For some deployments, UPF may be deployed on the satellite. In these cases, edge computing or local switch via UPF deployed on the satellite may be performed as specified in TS 23.501. As described in TR 23.737, in order to enable GEO satellite edge computing in Rel-18, the UPF and Edge Application Servers (EAS) can be deployed on the satellite. The following Figure shows the high level architecture of the Satellite Edge Computing via UPF on board.

As specified in clause 6.2.3.2 of TS 23.548, due to the IP address(es) of the EAS needs to be resolved by the DNS server that is on the ground first, a PDU session with the UPF on the ground needs to be established.
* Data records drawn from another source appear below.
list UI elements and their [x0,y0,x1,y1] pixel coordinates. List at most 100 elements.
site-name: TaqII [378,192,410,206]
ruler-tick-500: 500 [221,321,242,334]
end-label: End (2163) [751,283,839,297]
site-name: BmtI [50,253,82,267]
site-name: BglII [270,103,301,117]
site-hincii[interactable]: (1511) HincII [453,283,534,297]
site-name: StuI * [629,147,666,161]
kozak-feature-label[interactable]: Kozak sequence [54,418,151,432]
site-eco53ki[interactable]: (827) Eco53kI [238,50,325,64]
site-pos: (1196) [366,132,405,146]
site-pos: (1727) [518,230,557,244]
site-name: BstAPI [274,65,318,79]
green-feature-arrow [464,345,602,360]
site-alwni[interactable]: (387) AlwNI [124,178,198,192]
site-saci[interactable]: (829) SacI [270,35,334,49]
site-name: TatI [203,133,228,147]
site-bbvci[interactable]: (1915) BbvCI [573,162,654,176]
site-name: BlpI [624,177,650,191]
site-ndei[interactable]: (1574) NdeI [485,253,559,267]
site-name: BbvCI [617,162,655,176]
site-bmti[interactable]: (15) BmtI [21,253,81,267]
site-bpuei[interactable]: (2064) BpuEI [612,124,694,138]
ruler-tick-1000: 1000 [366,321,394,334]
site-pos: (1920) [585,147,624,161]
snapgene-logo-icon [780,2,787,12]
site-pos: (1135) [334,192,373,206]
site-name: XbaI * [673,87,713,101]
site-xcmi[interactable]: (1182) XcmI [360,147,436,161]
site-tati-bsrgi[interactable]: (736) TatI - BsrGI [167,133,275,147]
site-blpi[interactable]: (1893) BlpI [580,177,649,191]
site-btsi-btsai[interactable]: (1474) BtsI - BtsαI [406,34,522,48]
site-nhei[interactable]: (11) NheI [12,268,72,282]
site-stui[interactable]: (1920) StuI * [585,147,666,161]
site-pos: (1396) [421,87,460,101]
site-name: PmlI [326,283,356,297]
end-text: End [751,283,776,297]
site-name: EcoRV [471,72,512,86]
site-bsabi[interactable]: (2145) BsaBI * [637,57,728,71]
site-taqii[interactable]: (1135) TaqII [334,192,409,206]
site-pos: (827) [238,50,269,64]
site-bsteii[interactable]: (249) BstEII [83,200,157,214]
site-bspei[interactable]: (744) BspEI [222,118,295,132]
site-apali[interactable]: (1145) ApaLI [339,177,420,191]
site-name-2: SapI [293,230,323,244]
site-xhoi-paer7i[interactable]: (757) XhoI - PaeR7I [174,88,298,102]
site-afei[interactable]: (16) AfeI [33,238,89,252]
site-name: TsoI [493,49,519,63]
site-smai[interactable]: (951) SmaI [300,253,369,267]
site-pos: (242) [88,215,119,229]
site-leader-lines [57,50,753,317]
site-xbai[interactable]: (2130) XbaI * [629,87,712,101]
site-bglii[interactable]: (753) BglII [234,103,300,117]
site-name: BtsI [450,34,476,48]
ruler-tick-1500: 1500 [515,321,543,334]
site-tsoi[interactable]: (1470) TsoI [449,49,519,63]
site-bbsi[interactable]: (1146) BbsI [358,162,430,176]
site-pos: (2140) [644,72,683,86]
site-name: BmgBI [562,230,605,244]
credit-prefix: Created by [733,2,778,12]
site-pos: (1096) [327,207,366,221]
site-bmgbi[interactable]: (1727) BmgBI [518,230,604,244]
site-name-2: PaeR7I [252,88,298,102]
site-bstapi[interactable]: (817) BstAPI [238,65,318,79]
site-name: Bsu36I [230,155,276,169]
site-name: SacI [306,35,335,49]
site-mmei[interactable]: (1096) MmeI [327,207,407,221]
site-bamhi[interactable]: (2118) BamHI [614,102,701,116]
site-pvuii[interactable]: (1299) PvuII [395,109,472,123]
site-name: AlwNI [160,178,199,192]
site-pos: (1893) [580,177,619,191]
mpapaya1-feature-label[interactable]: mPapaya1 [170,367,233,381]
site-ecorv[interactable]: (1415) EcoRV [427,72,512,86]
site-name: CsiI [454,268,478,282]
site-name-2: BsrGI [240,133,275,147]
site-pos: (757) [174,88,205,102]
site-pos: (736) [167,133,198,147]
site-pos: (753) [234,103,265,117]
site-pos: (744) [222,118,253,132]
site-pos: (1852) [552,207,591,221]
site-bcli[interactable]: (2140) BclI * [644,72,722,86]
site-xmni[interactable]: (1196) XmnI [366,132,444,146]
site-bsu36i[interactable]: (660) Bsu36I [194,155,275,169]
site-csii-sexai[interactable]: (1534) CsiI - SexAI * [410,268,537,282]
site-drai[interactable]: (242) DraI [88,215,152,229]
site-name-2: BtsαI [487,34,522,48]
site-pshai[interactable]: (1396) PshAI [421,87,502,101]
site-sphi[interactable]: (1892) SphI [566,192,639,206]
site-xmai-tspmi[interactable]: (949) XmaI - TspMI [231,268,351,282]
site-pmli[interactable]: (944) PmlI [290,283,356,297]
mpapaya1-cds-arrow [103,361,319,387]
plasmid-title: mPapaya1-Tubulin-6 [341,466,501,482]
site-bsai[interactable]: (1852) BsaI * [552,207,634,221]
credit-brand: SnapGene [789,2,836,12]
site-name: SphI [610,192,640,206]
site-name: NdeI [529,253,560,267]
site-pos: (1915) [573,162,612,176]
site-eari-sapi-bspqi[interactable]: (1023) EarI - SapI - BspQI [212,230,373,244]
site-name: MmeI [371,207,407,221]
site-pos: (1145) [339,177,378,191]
Then, according to the EAS Deployment Information as described in clause 6.2.3.4 of TS 23.548, the SMF selects the PSA UPF or UL CL/BP/local PSA on-board based on the DNAI corresponding to the GEO Satellite ID and other factors.

Satellite networks in 5G environment involves the services or capabilities may be provided by multiple service providers in the form of following business roles:

• Satellite Mobile Network Operator (SMNO): an operator who can provide satellite communication services for satellite service customer, e.g. 5G MNO.
• Satellite Service Provider (SSP): a Provider who can provide satellite services for SMNO, e.g. satellite companies.
• Satellite Service Customer (SSC): a Communication Service Customer (CSC) who is able to consume satellite communication network, e.g. UE, IoT devices, broadband vehicular or fixed terminals.

Considering the different business models, business roles for satellite networks include (but not limited to):

• End user charging;
• Inter-provider charging.

Depending on the scenarios an organisation can play one or several roles simultaneously, and apply business roles based on corresponding business relationships, e.g.:

• Business roles for SMNO to charge SSC for using satellite communication services.
• Business roles for SSP to charge SMNO for using their satellites.
• When SMNO and SSP role are provided by the same enterprise, to charge SSC role for using their networks and satellite communication services.

In deployments, there could be business scenarios where one or more components are supported by a single enterprise. The present document does not impose any restrictions on the possible deployment scenarios.